Mr. Springer attended Ohio State University before becoming a social worker in the Bronx. In the 1950s, he and his wife, Myra, opened a coin-operated laundry in the Jackson Heights section of Queens.
Through a friend of a friend, Mr. Springer met to N. Richard Nash, a playwright known for the 1954 drama “The Rainmaker.” Seeking a nontheatrical side business, Mr. Nash became an investor in the laundry. He gave Mr. Springer a room in his office in Manhattan’s theater district.
Captivated, Mr. Springer became Mr. Nash’s assistant on the 1960 musical comedy “Wildcat,” starring Lucille Ball, for which Mr. Nash was a producer and the author of the book.
In the mid-’60s, Jeanne Warner, a college classmate of Mr. Springer’s who was married to Mr. Gordone, gave him a copy of “No Place to Be Somebody.” Mr. Springer spent years trying to raise the money to produce it but was told repeatedly that audiences would care nothing for a gritty drama about black people.

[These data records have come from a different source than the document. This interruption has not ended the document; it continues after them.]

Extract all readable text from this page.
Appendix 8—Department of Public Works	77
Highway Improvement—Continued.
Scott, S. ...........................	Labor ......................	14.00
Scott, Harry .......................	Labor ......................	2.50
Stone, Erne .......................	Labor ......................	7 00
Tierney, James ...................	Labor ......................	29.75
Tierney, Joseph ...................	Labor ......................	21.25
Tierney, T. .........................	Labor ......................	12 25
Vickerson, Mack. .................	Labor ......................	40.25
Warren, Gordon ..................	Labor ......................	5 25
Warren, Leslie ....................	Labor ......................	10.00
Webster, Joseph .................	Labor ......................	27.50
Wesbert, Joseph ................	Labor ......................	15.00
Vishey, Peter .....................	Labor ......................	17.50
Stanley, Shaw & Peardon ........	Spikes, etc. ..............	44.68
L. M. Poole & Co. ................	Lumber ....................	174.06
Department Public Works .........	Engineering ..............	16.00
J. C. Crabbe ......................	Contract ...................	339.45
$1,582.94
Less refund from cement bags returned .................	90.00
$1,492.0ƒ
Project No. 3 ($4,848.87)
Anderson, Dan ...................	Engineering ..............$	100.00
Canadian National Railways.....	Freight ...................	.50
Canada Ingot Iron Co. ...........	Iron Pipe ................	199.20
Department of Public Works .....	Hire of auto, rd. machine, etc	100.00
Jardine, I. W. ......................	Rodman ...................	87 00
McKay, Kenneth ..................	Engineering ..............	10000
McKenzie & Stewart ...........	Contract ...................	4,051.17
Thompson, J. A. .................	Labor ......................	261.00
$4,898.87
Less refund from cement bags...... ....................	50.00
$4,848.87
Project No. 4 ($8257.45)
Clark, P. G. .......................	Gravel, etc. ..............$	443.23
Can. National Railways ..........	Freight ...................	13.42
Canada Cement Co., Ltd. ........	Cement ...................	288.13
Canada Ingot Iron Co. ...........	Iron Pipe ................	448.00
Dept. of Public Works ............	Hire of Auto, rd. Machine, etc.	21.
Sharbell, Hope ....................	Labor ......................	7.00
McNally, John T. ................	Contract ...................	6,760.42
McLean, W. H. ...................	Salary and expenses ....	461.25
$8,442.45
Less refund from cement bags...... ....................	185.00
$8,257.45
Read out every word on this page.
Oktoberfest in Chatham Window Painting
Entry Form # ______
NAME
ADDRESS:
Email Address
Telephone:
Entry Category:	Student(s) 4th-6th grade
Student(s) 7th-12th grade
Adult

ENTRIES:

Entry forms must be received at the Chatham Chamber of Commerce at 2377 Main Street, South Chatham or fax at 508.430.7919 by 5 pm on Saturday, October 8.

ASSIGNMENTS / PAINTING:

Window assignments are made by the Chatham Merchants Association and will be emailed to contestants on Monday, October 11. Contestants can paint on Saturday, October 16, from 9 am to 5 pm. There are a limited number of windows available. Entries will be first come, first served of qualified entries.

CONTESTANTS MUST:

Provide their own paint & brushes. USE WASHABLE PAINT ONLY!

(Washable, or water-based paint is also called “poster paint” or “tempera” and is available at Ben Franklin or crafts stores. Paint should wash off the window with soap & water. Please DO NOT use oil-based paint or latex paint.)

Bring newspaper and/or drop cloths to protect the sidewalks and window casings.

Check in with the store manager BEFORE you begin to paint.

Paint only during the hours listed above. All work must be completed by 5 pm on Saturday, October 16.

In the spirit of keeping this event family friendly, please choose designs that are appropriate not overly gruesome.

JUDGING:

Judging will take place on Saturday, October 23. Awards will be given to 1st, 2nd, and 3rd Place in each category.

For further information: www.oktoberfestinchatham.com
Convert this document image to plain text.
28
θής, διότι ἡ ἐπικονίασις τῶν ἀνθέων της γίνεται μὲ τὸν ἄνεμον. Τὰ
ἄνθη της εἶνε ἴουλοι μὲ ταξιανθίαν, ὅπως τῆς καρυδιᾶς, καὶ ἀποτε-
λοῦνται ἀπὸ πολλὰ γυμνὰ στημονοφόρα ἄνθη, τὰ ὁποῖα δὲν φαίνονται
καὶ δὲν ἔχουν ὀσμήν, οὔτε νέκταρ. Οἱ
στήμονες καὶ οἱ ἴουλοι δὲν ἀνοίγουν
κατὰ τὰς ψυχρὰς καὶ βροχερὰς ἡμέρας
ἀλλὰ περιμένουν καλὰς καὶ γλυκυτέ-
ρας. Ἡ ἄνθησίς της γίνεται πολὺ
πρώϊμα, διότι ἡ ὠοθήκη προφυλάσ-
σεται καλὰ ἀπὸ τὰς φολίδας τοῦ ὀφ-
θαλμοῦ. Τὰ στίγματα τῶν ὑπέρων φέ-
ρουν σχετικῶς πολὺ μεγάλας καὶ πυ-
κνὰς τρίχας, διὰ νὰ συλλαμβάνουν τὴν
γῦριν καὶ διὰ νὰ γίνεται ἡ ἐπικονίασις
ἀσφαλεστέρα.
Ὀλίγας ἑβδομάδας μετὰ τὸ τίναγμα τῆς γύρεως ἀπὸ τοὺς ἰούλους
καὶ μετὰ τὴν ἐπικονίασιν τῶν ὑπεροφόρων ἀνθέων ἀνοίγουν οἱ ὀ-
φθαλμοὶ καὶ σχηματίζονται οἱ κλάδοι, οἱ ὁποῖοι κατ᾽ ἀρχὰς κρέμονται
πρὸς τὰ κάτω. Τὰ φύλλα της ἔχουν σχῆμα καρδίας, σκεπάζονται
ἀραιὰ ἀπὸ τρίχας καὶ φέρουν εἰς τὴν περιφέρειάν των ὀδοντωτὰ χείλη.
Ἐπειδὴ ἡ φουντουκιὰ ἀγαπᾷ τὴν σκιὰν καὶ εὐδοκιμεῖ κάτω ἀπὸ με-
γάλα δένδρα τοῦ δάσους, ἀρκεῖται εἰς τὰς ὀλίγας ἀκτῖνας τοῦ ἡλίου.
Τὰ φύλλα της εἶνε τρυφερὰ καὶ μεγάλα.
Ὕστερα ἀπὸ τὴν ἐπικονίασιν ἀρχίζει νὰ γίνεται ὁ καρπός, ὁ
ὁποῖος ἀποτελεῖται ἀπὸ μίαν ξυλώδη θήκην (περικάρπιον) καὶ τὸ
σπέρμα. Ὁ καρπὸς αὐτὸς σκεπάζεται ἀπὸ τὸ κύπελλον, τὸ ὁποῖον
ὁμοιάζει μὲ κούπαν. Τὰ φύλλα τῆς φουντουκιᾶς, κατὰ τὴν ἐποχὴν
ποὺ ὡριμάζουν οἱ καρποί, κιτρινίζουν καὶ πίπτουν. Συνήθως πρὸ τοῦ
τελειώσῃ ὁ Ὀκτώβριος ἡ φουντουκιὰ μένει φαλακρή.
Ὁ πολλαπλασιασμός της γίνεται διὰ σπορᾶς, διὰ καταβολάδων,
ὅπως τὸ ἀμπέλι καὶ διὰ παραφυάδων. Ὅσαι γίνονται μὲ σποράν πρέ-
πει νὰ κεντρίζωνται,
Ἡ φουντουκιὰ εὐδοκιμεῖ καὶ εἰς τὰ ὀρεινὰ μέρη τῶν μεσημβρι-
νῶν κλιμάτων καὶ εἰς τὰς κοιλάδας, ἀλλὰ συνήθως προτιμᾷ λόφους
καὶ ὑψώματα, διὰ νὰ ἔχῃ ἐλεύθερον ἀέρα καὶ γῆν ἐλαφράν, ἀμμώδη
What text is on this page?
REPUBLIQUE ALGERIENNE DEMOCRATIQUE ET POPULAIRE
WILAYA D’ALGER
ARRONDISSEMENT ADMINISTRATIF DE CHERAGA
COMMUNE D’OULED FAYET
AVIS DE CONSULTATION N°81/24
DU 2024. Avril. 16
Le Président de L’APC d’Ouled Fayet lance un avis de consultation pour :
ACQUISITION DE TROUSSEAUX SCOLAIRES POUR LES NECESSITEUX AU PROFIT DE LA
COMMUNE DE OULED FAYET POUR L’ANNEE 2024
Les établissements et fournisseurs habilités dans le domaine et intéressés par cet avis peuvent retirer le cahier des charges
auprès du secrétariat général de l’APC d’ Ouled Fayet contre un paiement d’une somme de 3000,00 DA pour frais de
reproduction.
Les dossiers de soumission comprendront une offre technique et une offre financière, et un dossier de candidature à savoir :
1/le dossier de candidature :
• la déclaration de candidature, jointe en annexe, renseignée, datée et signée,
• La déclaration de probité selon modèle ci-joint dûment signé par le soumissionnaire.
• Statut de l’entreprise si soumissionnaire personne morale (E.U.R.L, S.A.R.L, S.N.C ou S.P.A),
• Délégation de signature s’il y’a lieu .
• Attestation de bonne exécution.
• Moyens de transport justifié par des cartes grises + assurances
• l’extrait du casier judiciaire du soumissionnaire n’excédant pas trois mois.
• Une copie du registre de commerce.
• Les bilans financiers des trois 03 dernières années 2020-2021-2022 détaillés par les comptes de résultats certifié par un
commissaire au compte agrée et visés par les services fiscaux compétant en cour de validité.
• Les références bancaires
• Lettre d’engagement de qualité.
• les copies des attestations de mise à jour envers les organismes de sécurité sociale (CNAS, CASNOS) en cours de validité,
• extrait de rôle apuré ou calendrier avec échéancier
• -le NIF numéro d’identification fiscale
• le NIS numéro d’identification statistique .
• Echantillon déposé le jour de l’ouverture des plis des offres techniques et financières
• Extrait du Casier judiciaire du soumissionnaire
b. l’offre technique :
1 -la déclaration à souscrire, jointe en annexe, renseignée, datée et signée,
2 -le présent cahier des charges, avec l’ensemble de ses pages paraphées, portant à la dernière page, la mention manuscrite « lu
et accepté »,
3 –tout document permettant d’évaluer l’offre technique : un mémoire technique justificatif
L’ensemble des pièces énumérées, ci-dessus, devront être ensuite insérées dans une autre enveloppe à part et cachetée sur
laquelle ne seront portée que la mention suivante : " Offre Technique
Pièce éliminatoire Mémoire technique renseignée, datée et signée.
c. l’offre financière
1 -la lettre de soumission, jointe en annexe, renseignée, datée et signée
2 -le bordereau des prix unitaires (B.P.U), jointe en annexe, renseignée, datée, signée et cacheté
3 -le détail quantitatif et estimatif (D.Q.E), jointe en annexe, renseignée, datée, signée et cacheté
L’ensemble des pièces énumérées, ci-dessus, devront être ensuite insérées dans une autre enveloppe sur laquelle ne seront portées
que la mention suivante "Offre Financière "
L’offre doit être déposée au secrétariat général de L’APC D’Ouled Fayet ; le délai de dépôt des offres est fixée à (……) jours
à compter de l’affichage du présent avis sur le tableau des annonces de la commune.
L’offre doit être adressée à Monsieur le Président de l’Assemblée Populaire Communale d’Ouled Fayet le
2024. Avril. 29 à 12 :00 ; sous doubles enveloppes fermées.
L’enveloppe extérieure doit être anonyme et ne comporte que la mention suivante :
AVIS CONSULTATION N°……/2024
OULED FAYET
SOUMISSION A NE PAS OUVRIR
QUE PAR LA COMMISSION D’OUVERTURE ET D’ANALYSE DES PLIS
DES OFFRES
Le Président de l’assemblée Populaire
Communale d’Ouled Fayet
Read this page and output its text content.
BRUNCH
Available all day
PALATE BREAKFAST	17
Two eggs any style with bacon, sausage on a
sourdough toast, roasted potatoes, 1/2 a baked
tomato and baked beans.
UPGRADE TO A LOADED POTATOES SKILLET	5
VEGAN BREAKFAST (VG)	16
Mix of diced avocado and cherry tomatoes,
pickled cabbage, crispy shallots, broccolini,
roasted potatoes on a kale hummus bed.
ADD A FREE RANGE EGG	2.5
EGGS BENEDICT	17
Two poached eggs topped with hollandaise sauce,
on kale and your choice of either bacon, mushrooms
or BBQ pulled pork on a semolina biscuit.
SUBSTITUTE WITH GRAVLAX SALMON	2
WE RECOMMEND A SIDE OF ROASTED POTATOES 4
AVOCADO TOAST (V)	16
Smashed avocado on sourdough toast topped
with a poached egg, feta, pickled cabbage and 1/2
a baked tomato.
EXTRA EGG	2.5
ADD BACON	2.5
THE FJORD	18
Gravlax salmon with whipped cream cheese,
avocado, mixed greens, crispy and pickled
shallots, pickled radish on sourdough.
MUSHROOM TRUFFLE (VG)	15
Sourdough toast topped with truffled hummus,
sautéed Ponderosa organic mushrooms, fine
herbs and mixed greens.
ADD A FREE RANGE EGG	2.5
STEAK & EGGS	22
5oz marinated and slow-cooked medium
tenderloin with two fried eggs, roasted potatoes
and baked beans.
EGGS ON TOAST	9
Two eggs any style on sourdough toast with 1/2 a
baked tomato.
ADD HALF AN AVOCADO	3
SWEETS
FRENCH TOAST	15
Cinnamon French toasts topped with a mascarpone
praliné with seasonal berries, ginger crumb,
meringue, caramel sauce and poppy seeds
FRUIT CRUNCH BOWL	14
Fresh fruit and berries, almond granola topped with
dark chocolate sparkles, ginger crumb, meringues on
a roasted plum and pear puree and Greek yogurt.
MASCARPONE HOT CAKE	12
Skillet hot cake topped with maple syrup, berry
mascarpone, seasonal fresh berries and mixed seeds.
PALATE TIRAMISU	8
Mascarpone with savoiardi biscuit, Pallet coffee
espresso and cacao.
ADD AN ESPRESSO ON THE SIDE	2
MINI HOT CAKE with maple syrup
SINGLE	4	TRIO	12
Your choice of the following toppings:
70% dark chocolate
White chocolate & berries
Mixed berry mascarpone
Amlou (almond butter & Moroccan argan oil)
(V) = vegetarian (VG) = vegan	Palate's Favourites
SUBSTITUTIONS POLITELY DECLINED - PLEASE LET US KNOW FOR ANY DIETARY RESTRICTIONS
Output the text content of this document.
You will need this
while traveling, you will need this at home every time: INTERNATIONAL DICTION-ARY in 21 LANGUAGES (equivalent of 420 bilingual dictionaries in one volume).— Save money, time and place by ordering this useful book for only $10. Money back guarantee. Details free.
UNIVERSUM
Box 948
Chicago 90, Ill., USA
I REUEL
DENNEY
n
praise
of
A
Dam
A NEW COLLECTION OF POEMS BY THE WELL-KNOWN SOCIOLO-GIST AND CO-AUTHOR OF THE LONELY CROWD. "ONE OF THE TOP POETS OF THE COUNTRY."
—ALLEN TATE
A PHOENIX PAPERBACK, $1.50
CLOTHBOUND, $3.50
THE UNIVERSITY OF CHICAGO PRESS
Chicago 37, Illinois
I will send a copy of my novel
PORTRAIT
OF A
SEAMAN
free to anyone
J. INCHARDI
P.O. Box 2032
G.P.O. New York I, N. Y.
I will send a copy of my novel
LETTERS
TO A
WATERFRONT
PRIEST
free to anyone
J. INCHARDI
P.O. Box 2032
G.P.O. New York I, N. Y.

He eventually persuaded Joseph Papp to stage it at the Public Theater, where it opened to admiring notices in 1969. It went on to play briefly at the ANTA Playhouse as part of a festival of Off Broadway plays, winning the Pulitzer shortly afterward.
In 1971, Mr. Springer and Ms. Warner brought the play to the Morosco Theater on Broadway, where it ran for 39 performances.
Mr. Springer’s other Broadway credits include “Cold Storage” (1977), a play about cancer patients starring Martin Balsam and Len Cariou, and an all-black revival of “Guys and Dolls” (1976), starring Robert Guillaume and Norma Donaldson.
In 1982, after an investigation by the New York State Attorney General’s office, a State Supreme Court judge ordered Mr. Springer to “make an offer of full restitution” of more than $120,000 to 33 investors in “Eubie!” whose money had not been returned.
“The bottom line is that the show never grossed enough money to pay back anyway,” Mr. Springer told The Times that year.
In an e-mail message on Friday, Julianne Boyd, who conceived and directed “Eubie!,” said that Mr. Springer was never able to repay investors in that show.
The episode marked the end of Mr. Springer’s Broadway career. He was later a producer of Off Broadway shows, including the musical “Rollin’ on the T.O.B.A.,” about the black vaudeville circuit.
Mr. Springer’s marriage to Myra Burns ended in divorce; she died in 2005. Besides his son Caz, his survivors include another son, Mark, and a sister, Claudia Holston.
Today, although black directors, actors and playwrights are more visible on Broadway than in years past, they remain scarce among the ranks of its producers.
In an interview with The Associated Press in 1979, Mr. Springer voiced the hope that one day Broadway would be home to theater that transcended racial lines.
“Not black theater,” he explained. “Not white theater. Just theater.”